Lewis felt the ground shifting below him, his understanding of reality fracturing into jagged shards. Bianca looked at him as though he’d been by her side for a decade. As though he had always belonged in this life. Yet, he wasn’t the man who had lived these memories with her.

He took too long to respond.

Bianca’s expression crumpled, her voice breaking. “You have… nothing to say to me?”

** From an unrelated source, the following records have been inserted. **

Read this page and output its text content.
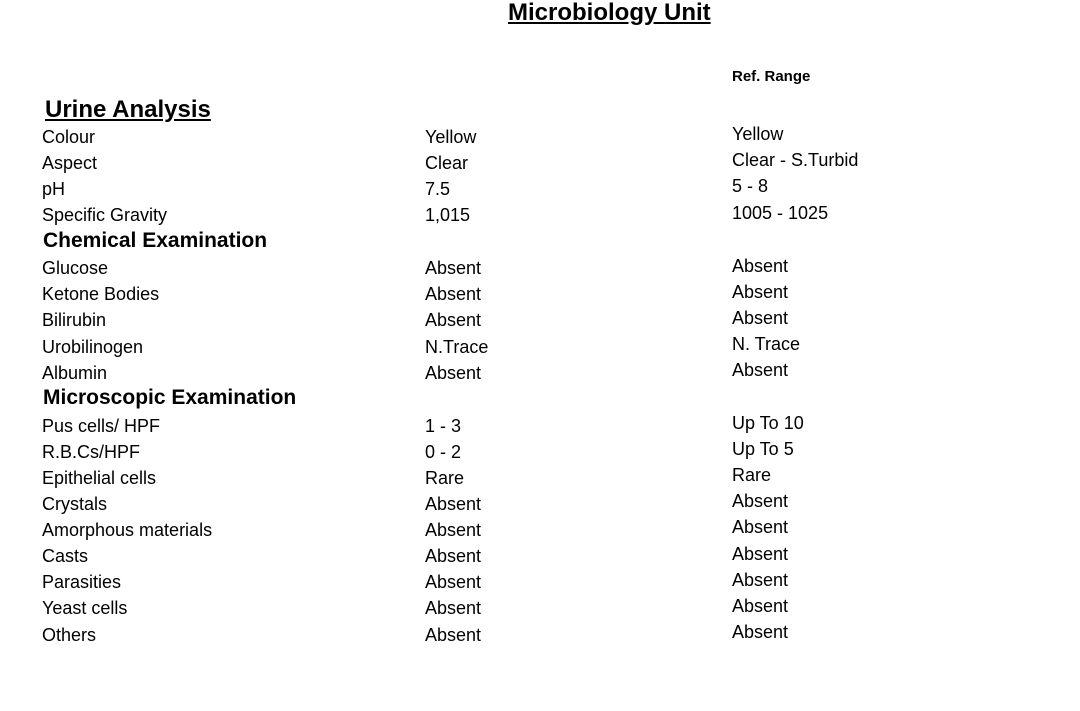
Microbiology Unit
Ref. Range
Urine Analysis
Colour	Yellow	Yellow
Aspect	Clear	Clear - S.Turbid
pH	7.5	5 - 8
Specific Gravity	1,015	1005 - 1025
Chemical Examination
Glucose	Absent	Absent
Ketone Bodies	Absent	Absent
Bilirubin	Absent	Absent
Urobilinogen	N.Trace	N. Trace
Albumin	Absent	Absent
Microscopic Examination
Pus cells/ HPF	1 - 3	Up To 10
R.B.Cs/HPF	0 - 2	Up To 5
Epithelial cells	Rare	Rare
Crystals	Absent	Absent
Amorphous materials	Absent	Absent
Casts	Absent	Absent
Parasities	Absent	Absent
Yeast cells	Absent	Absent
Others	Absent	Absent
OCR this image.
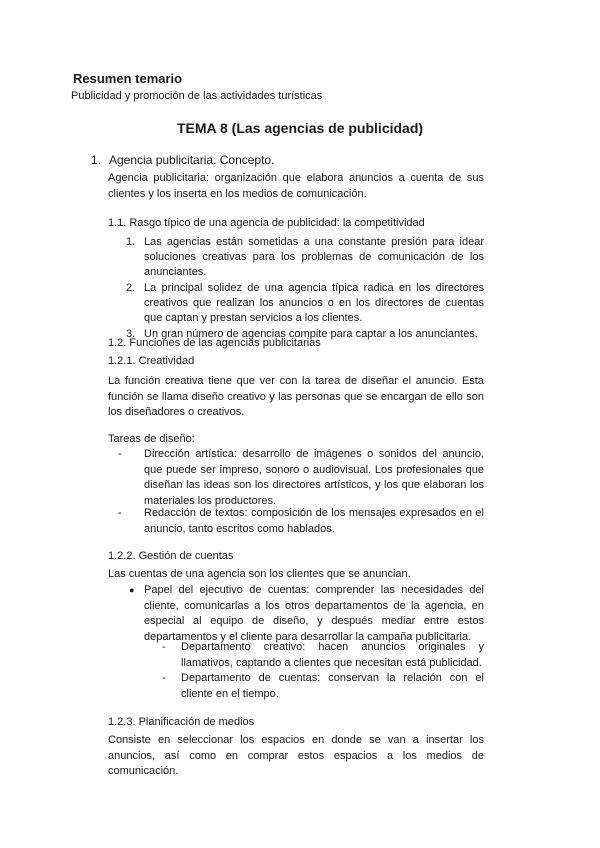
Resumen temario
Publicidad y promoción de las actividades turísticas
TEMA 8 (Las agencias de publicidad)
1. Agencia publicitaria. Concepto.
Agencia publicitaria: organización que elabora anuncios a cuenta de sus clientes y los inserta en los medios de comunicación.
1.1. Rasgo típico de una agencia de publicidad: la competitividad
1. Las agencias están sometidas a una constante presión para idear soluciones creativas para los problemas de comunicación de los anunciantes.
2. La principal solidez de una agencia típica radica en los directores creativos que realizan los anuncios o en los directores de cuentas que captan y prestan servicios a los clientes.
3. Un gran número de agencias compite para captar a los anunciantes.
1.2. Funciones de las agencias publicitarias
1.2.1. Creatividad
La función creativa tiene que ver con la tarea de diseñar el anuncio. Esta función se llama diseño creativo y las personas que se encargan de ello son los diseñadores o creativos.
Tareas de diseño:
- Dirección artística: desarrollo de imágenes o sonidos del anuncio, que puede ser impreso, sonoro o audiovisual. Los profesionales que diseñan las ideas son los directores artísticos, y los que elaboran los materiales los productores.
- Redacción de textos: composición de los mensajes expresados en el anuncio, tanto escritos como hablados.
1.2.2. Gestión de cuentas
Las cuentas de una agencia son los clientes que se anuncian.
● Papel del ejecutivo de cuentas: comprender las necesidades del cliente, comunicarlas a los otros departamentos de la agencia, en especial al equipo de diseño, y después mediar entre estos departamentos y el cliente para desarrollar la campaña publicitaria.
- Departamento creativo: hacen anuncios originales y llamativos, captando a clientes que necesitan está publicidad.
- Departamento de cuentas: conservan la relación con el cliente en el tiempo.
1.2.3. Planificación de medios
Consiste en seleccionar los espacios en donde se van a insertar los anuncios, así como en comprar estos espacios a los medios de comunicación.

He reached for her, but she stepped back, blinking rapidly, trying to hold herself together.

“I know you love me,” she whispered. “But I’ll never be enough for you.” Tears flowed freely down her cheeks. “Because I’ll never be her.”

“Bianca, I?—”

She turned on her heel and strode to the door. With a sharp slam, she was gone. The impact rattled the greenhouse, sending several pots tumbling to the ground, shattering into jagged pieces.

Lewis stood there, drowning in the weight of a life had never lived and a love he worried he’d never have.